Ionisation cluster-size formation by electrons: from macroscopic to nanometric target sizes

B. Grosswendt*

Department of Fundamentals of Dosimetry, Physikalisch-Technische Bundesanstalt, Bundesallee 100, D-38116 Braunschweig, Germany

* Corresponding author: Bernd.Grosswendt{at}ptb.de


   Abstract

An indispensable prerequisite for a deeper understanding of specified physical, chemical or biological changes initiated in matter when being exposed to ionising radiation is a detailed knowledge of particle track structure. Here, the structure of electron tracks is of particular interest since electrons are set in motion in large numbers as secondary particles during the slow down of any kind of ionising radiation in matter.
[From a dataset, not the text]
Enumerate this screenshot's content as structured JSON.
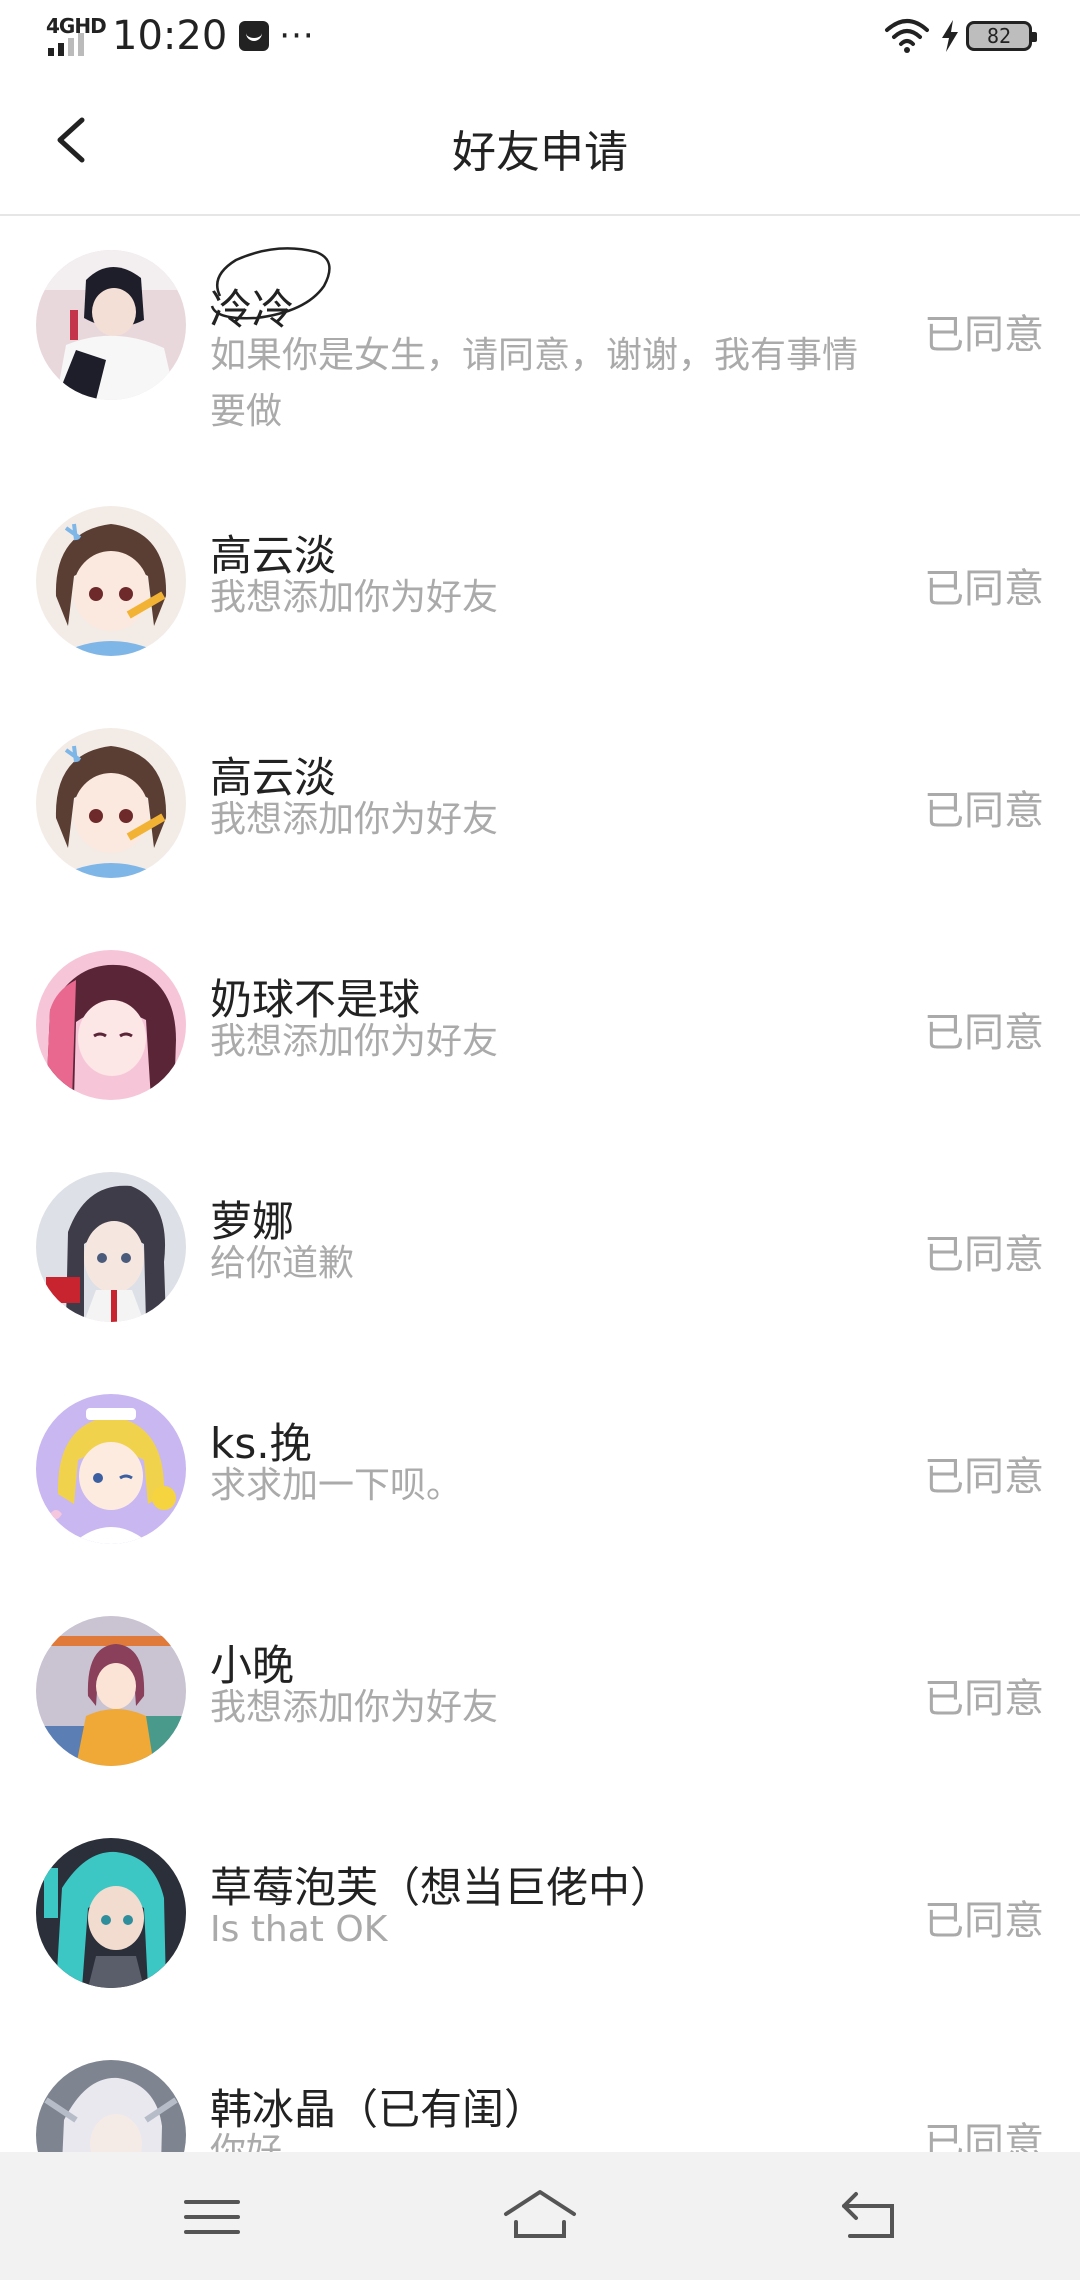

From the point of view of radiation induced early damage to genes and cells, which starts with the early damage to segments of the DNA molecule, the most effective secondary electrons are those at energies of a few hundred eV since the yield of double-strand breaks induced by such electrons in the DNA shows a maximum. This can be explained by the fact that in water cylinders, 2 nm in diameter and height (as a substitute to small segments of the DNA), the probability of the electron-induced formation of ionisation cluster sizes greater than or equal to two is highest also at initial electron energies of a few hundred eV. In view of this promising feature of ionisation cluster-size distributions formed by low-energy electrons in nanometric targets of liquid water for explaining particular radio-biological endpoints, it is the aim of the present work to investigate the properties of cluster-size formation by electrons as a function of target size. Here, main emphasis is laid on the behaviour of cluster-size distributions if the target size is reduced from macroscopic to nanometric volumes.